Derviş daha bir sinirleniyor, inceden kaynıyor. Koltuğa sığmadı, kapıdan geçmedi, arada Derviş bana öldürücü bakışlar attı. En nihayet yemek alışveriş torbaları arka koltuğa, sandalyeler bağaja, bağaj kapağı açık şekilde eve geldik. O gün cinayete kurban gitmediysem kolay kolay ölmem sanırım:)D

8- Emeklilikte burdan kaçasımız var. Şimdilik aklımda 2 yer var, ikisini de hiç görmedim. Derviş'le bu 2 yerden emlaklara bakıp bakıp ilanları birbirimize gönderiyoruz. Sonra da gelen mesaja yorum yapıp tekrar yolluyoruz. Ben yolluyorum diyelim, Derviş yorum yapıp geri bana yolluyor. Hep tek cümlelik yorumlar. İşte bazıları.

"Komşuynan akraba oluruz, istemem" - İkiz villa
"Denize teleferiklen mi ineceez xxxx" - Tepedeki villa için
"Beenmedim"
"Güççük accık" -120 m2 - Adana'ca da k'ya "GA" derler! Kuş değil yani GUŞ!
"Duvarlar ince" - Duvar belli bile değil, inceliği nasıl anladı?
"Iııh"
"Bu ingilizler içer içer sarhoş olur, uğraşamam i.bnelerlen!" - Yandaki site İngiliz sitesi diye yazıyor
"Ben işerim kimse giremez zuhahah"- Sitenin havuzu ortak dedim diye çözüm önerisi
"İlanda ööle demiyodun xxx kafalı deriz,döveriz, almadan gideriz" - İki tip daire var, resimler çok güzel ama dairelerin biri 100'se öbürü 200 misal, ya bu resimler 200'lüğe aitse deyince çözüm önerisi
"Bizde yedik xxxx" - Yarı fiyatına düştük diyene

Eh be Derviş! Senin gibi nevi şahsına münhasır bir adamı daha ben nerden bulurdum?
İyi ki varsın! Komik adamsın, kılsın, tüysün ama seviyoruz bea!

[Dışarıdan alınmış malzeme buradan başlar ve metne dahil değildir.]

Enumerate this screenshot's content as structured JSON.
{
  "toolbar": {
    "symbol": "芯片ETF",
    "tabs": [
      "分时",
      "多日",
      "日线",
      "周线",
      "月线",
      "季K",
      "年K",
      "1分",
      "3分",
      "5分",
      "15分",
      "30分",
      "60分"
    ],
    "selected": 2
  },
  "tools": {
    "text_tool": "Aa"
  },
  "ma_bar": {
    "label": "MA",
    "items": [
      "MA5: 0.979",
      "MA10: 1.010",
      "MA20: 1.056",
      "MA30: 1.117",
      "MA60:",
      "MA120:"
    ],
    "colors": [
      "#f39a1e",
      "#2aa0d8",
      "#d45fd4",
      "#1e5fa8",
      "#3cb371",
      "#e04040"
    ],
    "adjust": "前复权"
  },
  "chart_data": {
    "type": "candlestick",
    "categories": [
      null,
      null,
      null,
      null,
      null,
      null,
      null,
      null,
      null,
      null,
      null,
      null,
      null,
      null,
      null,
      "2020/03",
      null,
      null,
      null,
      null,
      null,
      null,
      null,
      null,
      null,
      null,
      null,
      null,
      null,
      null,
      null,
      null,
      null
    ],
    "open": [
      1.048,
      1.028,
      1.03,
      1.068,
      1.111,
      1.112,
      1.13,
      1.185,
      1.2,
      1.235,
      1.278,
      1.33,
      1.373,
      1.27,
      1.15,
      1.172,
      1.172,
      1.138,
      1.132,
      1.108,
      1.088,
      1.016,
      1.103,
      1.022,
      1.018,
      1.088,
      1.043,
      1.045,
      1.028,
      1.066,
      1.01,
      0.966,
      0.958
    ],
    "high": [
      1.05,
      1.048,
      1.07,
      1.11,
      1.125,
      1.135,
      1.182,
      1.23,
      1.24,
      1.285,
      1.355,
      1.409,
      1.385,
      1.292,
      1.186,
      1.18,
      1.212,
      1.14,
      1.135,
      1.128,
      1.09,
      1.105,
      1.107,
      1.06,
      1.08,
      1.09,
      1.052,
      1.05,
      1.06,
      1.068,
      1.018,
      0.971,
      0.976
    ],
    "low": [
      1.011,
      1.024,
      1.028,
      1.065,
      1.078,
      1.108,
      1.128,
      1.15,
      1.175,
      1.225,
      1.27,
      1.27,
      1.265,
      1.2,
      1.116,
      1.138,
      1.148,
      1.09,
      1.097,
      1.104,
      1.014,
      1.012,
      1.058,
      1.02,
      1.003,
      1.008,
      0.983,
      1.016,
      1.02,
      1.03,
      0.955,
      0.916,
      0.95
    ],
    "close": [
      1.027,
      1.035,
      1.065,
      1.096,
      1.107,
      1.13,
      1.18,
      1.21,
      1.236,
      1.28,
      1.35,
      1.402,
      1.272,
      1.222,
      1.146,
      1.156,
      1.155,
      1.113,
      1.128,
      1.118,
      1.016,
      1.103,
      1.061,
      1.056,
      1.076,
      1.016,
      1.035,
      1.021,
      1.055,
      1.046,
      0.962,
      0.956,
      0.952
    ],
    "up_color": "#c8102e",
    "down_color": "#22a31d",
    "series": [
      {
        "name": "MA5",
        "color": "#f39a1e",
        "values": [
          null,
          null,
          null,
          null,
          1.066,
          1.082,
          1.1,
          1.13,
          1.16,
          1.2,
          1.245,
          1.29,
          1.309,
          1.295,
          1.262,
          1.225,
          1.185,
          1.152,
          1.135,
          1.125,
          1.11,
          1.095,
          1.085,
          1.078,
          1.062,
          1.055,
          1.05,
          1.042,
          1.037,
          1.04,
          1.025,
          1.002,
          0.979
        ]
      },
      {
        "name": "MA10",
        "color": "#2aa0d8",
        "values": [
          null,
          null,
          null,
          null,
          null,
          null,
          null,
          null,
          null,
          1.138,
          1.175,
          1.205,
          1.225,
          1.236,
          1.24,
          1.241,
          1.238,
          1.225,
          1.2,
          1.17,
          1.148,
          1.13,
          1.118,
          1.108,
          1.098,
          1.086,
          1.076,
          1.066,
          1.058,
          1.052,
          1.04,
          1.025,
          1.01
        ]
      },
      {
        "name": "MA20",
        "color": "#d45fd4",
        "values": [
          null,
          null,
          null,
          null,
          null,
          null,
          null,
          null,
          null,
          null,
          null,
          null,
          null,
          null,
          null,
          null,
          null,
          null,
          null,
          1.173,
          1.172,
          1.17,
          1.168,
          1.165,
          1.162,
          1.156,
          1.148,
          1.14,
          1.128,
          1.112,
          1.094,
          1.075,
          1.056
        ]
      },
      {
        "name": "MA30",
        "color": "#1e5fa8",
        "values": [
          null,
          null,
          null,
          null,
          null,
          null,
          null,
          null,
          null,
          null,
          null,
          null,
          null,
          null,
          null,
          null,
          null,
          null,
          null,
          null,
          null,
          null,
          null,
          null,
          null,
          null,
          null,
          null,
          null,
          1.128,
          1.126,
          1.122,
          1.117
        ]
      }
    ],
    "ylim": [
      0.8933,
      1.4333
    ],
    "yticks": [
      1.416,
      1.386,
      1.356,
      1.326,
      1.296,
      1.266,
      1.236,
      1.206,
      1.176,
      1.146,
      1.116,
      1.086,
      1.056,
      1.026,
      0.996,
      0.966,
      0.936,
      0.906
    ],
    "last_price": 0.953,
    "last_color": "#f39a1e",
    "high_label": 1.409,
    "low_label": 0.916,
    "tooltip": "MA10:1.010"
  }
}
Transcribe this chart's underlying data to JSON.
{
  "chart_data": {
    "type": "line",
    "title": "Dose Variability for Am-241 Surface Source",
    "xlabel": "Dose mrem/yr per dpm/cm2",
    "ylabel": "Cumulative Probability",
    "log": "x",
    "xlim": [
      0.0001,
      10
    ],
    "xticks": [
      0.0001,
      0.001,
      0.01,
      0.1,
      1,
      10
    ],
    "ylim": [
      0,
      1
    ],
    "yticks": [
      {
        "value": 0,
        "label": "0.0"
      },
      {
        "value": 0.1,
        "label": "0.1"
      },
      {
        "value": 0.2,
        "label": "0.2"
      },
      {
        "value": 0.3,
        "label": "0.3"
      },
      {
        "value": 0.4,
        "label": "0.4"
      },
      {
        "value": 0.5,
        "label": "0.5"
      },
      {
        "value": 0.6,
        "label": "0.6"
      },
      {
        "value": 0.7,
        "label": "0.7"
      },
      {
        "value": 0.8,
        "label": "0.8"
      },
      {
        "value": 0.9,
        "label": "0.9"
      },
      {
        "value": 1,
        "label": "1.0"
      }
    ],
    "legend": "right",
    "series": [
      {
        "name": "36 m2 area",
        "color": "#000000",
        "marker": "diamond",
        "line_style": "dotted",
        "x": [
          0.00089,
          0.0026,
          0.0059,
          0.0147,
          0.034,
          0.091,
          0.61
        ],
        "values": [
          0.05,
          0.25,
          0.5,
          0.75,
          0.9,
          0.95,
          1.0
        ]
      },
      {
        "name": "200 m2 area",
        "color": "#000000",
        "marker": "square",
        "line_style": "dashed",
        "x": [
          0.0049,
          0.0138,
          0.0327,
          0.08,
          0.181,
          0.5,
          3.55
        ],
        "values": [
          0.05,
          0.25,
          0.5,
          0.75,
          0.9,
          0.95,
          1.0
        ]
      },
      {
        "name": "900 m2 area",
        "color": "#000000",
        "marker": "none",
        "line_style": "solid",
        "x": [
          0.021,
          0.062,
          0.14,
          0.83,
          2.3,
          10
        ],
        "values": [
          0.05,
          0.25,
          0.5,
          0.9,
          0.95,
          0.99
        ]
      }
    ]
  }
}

İyi ki yazasım yokmuş! Bir de yazasım olsaydı roman yazacaktım herhalde!

3 Haziran 2010 Perşembe

Küçük erkeğimizi 2 yaşında

İdil'in kardeşi (kuzen) Tuna'mız 2 yaşına bastı.
İşte size az laf bol foto.
Tuniş şansın daim olsun, hem böyle sevil ve etrafın kadınlarla çevrili olsun, hep kadınlar seni bizim sevdiğimiz gibi çok sevsin. Sağlıklı ol, mutlu ol.